Anne Bouchara

L'Épreuve de Philo

Le surveillant distribue les sujets. Ce sera la seule épreuve commune du bac, comme un vestige du passé. Parcours Sup est déjà enclenché, chacun sait déjà plus ou moins dans quelle formation il sera accepté. Cette épreuve est presque une mascarade, une relique du passé dans le présent.

Je découvre le sujet. Seulement trois mots : Le temps fuit. Je n’ai jamais vu de sujet aussi court dans les annales. Que dire là dessus ? Les philosophes qui ont écrit sur le temps ? Je ne m’en souviens plus. Je pense à tous ces mois à la maison, à toutes ces soirées passées sur les réseaux sociaux ou les jeux vidéos, à tout ce temps englouti. Il m’est souvent arrivé de me dire : “Allez, je regarde 2-3 vidéos sur YouTube, un quart d’heure max”, et une heure et demie s’est écoulée. J’aurais mieux fait de réviser la Philo. Quelquefois, j’étais fier de moi : je prenais un roman et en un quart d’heure, la vie du personnage principal avait progressé de plusieurs mois. J'avais alors l’impression de retenir le temps.

Les autres candidats autour, ont commencé à écrire. Certains ont l'air de rédiger calmement un plan au brouillon. Une fille, à gauche en diagonale, a déjà rempli une page entière, directement sur sa copie. Le surveillant déambule entre les tables. J’essaie d’imaginer le bas de son visage derrière son masque. Bon, allez, concentre-toi ! Une heure s’est déjà écoulée et je n’ai rien écrit. Je sens mes mains devenir moites.

Pendant les confinements, j'avais l’impression que le temps était flexible.
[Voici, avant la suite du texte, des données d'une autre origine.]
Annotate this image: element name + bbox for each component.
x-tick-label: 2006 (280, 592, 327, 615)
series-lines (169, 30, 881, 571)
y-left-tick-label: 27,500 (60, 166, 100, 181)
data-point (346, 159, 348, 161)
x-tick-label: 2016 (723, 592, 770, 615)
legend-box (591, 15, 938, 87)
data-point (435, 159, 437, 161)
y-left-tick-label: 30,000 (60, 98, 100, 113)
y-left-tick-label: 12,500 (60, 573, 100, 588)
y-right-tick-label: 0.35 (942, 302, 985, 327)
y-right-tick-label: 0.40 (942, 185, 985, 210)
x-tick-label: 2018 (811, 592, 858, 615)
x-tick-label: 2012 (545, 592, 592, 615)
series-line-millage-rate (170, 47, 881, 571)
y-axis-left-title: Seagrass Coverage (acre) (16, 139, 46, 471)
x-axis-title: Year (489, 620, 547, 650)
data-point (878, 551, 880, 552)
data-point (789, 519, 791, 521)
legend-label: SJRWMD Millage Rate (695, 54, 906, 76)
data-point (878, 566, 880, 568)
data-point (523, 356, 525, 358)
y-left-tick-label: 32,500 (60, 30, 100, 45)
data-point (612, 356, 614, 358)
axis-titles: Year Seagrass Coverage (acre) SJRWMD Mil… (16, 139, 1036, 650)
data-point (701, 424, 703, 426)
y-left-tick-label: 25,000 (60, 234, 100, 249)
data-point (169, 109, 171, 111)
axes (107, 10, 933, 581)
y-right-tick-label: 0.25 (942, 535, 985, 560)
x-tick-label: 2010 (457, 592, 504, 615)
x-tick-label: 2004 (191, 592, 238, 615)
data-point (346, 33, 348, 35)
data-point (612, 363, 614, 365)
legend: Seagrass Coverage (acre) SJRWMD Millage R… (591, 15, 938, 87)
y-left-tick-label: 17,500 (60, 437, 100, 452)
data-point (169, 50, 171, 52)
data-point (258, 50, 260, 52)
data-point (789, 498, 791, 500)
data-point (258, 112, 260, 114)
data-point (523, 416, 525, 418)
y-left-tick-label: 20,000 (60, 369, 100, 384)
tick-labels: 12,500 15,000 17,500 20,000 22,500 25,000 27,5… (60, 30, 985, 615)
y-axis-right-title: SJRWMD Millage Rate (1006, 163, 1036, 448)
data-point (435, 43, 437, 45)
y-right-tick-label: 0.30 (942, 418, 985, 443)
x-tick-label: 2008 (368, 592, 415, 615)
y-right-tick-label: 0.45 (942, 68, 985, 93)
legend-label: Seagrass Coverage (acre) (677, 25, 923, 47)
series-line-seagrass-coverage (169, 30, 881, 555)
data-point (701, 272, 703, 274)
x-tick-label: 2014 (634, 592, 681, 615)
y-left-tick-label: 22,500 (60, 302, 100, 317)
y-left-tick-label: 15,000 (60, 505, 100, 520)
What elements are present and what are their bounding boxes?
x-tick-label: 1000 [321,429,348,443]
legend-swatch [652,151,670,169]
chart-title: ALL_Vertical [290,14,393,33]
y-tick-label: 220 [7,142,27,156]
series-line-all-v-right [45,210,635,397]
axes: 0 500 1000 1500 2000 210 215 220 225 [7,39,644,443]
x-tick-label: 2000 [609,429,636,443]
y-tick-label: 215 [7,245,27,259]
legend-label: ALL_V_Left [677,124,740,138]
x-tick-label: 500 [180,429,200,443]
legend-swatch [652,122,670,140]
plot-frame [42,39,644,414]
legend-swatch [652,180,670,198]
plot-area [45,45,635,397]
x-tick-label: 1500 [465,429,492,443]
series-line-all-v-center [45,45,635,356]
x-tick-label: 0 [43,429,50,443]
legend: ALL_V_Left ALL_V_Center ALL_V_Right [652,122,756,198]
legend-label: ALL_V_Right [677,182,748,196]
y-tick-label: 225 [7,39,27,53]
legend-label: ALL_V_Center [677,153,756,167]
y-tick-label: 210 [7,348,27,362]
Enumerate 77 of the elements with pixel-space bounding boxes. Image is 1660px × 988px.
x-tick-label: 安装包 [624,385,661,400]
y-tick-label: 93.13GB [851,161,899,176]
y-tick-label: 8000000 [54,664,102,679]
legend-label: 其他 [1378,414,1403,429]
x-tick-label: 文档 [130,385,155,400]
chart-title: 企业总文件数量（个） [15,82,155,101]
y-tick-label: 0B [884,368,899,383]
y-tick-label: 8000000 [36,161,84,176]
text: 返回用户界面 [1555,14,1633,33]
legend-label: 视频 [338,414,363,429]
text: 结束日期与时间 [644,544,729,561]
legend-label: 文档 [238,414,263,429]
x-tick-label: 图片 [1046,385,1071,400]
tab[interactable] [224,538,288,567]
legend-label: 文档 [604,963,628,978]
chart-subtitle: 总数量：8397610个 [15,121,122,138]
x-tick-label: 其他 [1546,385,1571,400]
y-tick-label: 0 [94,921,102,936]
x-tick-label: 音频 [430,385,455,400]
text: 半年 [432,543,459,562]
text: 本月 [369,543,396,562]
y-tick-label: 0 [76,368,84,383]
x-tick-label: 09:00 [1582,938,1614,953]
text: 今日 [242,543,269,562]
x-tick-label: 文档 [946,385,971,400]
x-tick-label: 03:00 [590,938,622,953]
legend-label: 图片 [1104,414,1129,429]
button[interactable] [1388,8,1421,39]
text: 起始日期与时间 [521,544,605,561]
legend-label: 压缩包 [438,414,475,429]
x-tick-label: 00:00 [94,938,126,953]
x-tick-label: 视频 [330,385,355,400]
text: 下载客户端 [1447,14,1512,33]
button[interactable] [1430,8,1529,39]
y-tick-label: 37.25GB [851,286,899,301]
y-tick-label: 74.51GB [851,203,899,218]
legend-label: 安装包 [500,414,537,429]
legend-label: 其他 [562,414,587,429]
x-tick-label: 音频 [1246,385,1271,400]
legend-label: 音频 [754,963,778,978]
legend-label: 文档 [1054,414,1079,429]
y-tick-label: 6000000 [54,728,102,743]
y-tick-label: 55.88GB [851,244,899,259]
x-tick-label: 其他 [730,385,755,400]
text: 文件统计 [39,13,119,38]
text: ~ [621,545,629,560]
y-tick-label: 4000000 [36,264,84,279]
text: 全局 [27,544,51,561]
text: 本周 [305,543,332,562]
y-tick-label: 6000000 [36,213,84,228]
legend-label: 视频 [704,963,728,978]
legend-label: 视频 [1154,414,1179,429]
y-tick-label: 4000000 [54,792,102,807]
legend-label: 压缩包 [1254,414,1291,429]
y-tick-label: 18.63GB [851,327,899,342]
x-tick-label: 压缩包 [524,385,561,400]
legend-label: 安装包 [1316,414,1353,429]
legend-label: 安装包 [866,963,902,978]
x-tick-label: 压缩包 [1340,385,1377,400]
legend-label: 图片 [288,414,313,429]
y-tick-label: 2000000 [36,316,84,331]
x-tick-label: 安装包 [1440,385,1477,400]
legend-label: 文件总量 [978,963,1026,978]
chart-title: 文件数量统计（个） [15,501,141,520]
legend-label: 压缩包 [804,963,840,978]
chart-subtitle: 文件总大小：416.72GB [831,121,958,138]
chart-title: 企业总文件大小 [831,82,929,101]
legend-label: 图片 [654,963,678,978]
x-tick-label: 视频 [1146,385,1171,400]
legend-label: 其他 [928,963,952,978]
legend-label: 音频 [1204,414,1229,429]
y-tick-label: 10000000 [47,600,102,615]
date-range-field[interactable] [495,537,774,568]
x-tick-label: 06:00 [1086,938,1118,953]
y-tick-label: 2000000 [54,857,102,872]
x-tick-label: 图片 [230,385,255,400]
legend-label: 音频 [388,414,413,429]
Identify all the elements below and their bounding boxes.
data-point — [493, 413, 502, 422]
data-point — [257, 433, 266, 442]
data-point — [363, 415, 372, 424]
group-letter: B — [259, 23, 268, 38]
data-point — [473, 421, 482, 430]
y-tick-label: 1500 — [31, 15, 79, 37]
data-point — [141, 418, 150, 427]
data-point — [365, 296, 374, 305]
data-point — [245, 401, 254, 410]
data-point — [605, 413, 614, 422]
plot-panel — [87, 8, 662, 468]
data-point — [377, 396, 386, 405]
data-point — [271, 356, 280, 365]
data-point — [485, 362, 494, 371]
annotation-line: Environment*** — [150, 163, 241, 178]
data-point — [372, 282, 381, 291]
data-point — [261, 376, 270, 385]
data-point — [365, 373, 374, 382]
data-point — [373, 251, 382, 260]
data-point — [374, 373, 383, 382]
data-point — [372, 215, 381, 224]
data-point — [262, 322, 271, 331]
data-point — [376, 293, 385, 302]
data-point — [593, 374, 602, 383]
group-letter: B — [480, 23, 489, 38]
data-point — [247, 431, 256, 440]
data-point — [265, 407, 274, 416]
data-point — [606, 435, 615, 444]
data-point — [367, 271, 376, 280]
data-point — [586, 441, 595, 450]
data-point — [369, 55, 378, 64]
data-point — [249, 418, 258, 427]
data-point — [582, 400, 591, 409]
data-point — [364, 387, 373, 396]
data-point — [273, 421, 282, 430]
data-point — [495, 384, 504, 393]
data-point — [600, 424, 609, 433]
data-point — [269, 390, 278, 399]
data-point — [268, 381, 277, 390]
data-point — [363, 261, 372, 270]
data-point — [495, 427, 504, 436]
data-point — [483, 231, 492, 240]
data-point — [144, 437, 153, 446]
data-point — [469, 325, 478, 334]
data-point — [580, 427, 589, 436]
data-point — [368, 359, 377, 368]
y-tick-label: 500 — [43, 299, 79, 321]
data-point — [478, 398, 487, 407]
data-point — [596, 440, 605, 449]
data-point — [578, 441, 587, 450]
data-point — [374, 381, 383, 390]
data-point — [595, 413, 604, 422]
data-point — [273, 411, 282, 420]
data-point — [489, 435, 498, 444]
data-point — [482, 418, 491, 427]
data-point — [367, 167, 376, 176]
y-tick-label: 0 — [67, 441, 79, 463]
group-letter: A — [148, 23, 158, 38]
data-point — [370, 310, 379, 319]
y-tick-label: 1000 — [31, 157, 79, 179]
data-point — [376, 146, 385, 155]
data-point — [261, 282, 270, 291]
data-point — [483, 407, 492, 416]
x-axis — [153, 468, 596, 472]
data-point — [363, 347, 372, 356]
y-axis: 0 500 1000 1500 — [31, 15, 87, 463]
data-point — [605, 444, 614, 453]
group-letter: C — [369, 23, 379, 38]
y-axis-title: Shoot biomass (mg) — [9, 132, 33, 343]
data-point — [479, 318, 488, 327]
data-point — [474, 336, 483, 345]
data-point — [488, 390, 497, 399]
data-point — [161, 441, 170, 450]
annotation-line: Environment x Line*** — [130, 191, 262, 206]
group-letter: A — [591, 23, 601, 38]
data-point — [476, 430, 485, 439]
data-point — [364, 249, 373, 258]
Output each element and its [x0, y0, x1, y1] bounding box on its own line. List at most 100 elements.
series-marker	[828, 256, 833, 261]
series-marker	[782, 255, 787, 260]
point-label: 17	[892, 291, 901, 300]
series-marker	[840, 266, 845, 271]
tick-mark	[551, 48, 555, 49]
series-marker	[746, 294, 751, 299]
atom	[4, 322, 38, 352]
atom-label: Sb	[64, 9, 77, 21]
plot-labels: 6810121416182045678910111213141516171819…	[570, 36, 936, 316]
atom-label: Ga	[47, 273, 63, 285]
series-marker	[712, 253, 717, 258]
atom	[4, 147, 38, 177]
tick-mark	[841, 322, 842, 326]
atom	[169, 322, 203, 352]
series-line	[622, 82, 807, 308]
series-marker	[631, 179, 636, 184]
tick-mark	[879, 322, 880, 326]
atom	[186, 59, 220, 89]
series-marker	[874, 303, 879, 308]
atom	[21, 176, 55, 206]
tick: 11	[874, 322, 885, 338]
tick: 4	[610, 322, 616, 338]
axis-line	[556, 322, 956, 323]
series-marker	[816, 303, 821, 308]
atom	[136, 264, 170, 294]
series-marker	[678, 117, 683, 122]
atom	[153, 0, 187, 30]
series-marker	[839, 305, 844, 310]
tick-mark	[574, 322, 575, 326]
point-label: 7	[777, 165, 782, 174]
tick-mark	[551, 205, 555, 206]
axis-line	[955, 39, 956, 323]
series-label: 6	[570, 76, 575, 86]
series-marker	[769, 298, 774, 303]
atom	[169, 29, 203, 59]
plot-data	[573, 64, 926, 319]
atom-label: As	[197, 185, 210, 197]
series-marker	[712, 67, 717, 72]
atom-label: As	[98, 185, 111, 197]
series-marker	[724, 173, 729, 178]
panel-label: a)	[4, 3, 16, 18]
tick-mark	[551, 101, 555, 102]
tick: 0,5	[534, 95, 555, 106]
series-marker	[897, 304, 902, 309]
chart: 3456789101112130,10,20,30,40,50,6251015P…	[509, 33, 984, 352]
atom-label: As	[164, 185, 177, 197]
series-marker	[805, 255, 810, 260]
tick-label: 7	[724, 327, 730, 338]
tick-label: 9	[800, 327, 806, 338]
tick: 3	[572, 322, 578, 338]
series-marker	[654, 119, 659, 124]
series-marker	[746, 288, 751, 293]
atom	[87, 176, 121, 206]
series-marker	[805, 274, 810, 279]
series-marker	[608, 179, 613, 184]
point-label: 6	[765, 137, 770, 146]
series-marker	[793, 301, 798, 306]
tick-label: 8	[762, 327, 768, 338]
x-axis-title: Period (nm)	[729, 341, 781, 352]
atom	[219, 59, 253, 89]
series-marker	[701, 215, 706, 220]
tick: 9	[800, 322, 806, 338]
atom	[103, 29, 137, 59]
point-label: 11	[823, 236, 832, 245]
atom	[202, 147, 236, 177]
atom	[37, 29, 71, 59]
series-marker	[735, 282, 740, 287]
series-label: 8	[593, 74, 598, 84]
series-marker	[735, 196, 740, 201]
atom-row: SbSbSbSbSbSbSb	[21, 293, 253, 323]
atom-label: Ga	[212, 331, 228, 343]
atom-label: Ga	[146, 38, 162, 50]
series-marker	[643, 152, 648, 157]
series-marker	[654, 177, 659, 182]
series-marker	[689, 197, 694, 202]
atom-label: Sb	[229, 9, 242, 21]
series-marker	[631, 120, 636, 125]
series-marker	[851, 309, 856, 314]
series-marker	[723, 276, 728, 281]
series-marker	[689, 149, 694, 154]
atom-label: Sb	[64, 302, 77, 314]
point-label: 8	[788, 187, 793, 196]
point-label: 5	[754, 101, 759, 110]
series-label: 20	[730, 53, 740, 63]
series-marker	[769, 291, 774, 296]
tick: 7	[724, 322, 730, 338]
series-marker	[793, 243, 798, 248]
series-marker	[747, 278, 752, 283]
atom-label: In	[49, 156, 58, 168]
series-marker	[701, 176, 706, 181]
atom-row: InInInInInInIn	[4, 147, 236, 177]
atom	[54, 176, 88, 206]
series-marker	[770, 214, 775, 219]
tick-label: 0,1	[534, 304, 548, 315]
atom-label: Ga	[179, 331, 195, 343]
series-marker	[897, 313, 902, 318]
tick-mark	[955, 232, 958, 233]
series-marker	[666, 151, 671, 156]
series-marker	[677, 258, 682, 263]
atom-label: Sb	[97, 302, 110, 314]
D'habitude, le temps est une corde tendue avec un emploi du temps très précis : cours au lycée, devoirs, entraînements de hand, sorties avec les potes le samedi, compétitions le dimanche. Pendant les confinements, le temps était comme une corde à laquelle on aurait laissé du mou. La corde peut alors former un relief, un creux ou une boucle. Certains jours, j’avais l’impression d’avoir beaucoup de temps pour étudier, lire, aller courir dans la campagne autour de chez moi, appeler mes grands-parents. Mais d’autres jours, j’étais happé dans le temps creux. Le prétexte était de se retrouver entre potes sur un même jeu en ligne, mais très vite, le temps nous échappait et il était soudainement deux heures du matin.

La fille en diagonale à gauche a déjà rédigé une copie double. Ceux qui avaient écrit tranquillement leur plan, poursuivent sur le même rythme à dérouler leur dissertation sur leur copie. Quelqu’un mange une barre énergétique, comme une pause bien méritée. Je sens ma gorge se dessécher. Je saisis ma gourde et avale une gorgée d’eau. Déjà deux heures sont passées et ma copie est désespérément blanche.

Il me reste deux heures, la moitié du temps, je ne sais toujours pas ce que je vais écrire.